WI the Alhambra decree was revoked?

In 31st March 1492 King Ferdinand of Aragon and Queen Isabella of Castille issued the Alhambra decree less than three months after the surrender of Granada. In it, Jews were accused of trying "to subvert their holy Catholic faith and trying to draw faithful Christians away from their beliefs."
Some Jews were even only given four months and ordered to leave the kingdom or convert to Christianity. Jews were supposedly granted royal "hostility and sub-mutation" for the effective three-month window before the deadline.

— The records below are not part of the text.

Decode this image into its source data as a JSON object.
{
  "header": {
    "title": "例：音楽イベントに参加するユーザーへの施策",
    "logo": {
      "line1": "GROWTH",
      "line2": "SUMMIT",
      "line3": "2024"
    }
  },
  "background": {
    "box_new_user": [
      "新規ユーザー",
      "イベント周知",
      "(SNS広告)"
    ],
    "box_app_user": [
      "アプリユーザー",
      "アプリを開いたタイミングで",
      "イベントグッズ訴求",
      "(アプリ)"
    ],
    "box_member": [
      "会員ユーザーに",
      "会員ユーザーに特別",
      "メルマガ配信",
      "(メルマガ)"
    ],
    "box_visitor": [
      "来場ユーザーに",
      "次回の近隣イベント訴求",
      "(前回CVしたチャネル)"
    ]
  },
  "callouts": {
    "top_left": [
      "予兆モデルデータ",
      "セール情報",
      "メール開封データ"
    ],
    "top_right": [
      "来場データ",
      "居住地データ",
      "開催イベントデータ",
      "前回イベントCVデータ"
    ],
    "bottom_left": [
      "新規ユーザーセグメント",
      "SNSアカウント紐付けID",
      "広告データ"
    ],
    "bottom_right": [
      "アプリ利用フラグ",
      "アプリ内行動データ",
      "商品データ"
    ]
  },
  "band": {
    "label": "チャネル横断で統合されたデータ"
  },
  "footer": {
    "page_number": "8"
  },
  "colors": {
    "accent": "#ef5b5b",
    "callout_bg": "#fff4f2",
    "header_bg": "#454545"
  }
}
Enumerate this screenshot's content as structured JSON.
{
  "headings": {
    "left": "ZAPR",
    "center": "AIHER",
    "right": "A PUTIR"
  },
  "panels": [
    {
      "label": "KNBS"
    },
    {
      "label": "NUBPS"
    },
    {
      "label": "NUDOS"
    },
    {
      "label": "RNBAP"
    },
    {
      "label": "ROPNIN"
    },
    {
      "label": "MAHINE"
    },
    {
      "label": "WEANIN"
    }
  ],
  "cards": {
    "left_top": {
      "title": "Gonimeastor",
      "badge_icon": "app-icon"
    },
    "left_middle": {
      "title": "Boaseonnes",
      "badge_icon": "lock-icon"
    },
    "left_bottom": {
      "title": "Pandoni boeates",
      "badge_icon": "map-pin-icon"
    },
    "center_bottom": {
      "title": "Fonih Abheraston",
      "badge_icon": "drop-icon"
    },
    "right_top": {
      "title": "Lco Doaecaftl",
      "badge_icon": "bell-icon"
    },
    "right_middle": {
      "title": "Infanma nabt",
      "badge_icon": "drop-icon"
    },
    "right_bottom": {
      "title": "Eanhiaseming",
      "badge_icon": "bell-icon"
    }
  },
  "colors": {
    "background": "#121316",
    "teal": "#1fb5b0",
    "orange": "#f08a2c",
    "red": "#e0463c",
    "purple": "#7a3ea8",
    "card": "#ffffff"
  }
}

They were supposedly permitted to take their belongings with them - except "gold or silver or minted money".
The supposed punishment for any Jew who did not leave or convert by the deadline was death. The punishment for a non-Jew who sheltered or hid Jews was the confiscation of all belongings and hereditary privileges.
Don Isaac Abravanel, who had previously ransomed 480 Jewish converts of Malaga from the Catholic monarchs by a payment of 20,000 doubloons, now offered them 600,000 ducats for the revocation of the edict. It is said also that Ferdinand hesitated, but was prevented from accepting the offer by Torquemada, the grand inquisitor, who dashed into the royal presence and, throwing a crucifix down before the king and queen, asked whether, like Judas, they would betray their Lord for money.
WI the joint monarchs of Spain had accepted Abravanel's offer and revoked the Alhambra decree? How is this altering History? Any thoughts?
 

Deleted member 5719

I think that maintaining a Jewish (or Muslim, for that matter) presence in Spain until the modern day is more or less impossible. A rancid, militaristic, exterminatory Catholicism was at the heart of Spain's self image from 1400 to 1650, it was incapable of co-existing with other religions within its borders.

Had the Catholic Monarchs taken the bribe, they would have gone back on their word sooner or later, or a later King would have.

The only possibility I can see is them accpting the bribe, then Spain suffering some calamitous defeat (a failed invasion of Morocco, losing the best part of the nobility, for example) before they could go back on their word. A disaster like that, around 1500, before the benefits of the new world were really apparent, might trigger a cultural shift that allowed for a more plural Spain.

Or more likely, it would provide a fresh excuse to chuck out the Jews and Muslims.
 
I think that maintaining a Jewish (or Muslim, for that matter) presence in Spain until the modern day is more or less impossible. A rancid, militaristic, exterminatory Catholicism was at the heart of Spain's self image from 1400 to 1650, it was incapable of co-existing with other religions within its borders.

I do not agree with that. It was not a rancid, militaristic, exterminatory. They saw the ottomans and the moorish lands in the north of Africa as a direct threat. You may say that an invassion was not possible and I agree, but you must not forget that the towns in the spanish coast were either strongly fortified (the big ones) or far away from the coastline (the smaller ones), there were constant raids to capture slaves that were sold in the north of Africa. Philip II even considered the possibility of abandoning Ibiza due to the cost of defending it from the north african pirates!

Why did other collectives and nations stuck to their religious beliefs and hated the different? It was something similar to the greek mistrust of latin christians.

Moreover it was not exterminatory. Cruel maybe, but they did not exterminate them for their beliefs (just think about the hundreds of thousands killed in reformed Europe for witchcraft, Saint Barthelemew killings, the swedish campaigns in Bohemia...
 

Deleted member 5719

Why did other collectives and nations stuck to their religious beliefs and hated the different? It was something similar to the greek mistrust of latin christians.

Moreover it was not exterminatory. Cruel maybe, but they did not exterminate them for their beliefs (just think about the hundreds of thousands killed in reformed Europe for witchcraft, Saint Barthelemew killings, the swedish campaigns in Bohemia...

I agree that there was a level of religious intolerance in Europe generally which created massive destruction...but Spain was a special case.

In 1450 Castille and Aragon were multicultural societies, with 3 faiths co-existing, not as peacefully as in the Ottoman empire, but co-existing nonetheless.

In 1700 Spain was mon-cultural, having forceably expelled all its religious minorities. I know of no other country which had no minorities at this time, even France a few protestants and Jews clung on through the worst of the counter-reformation.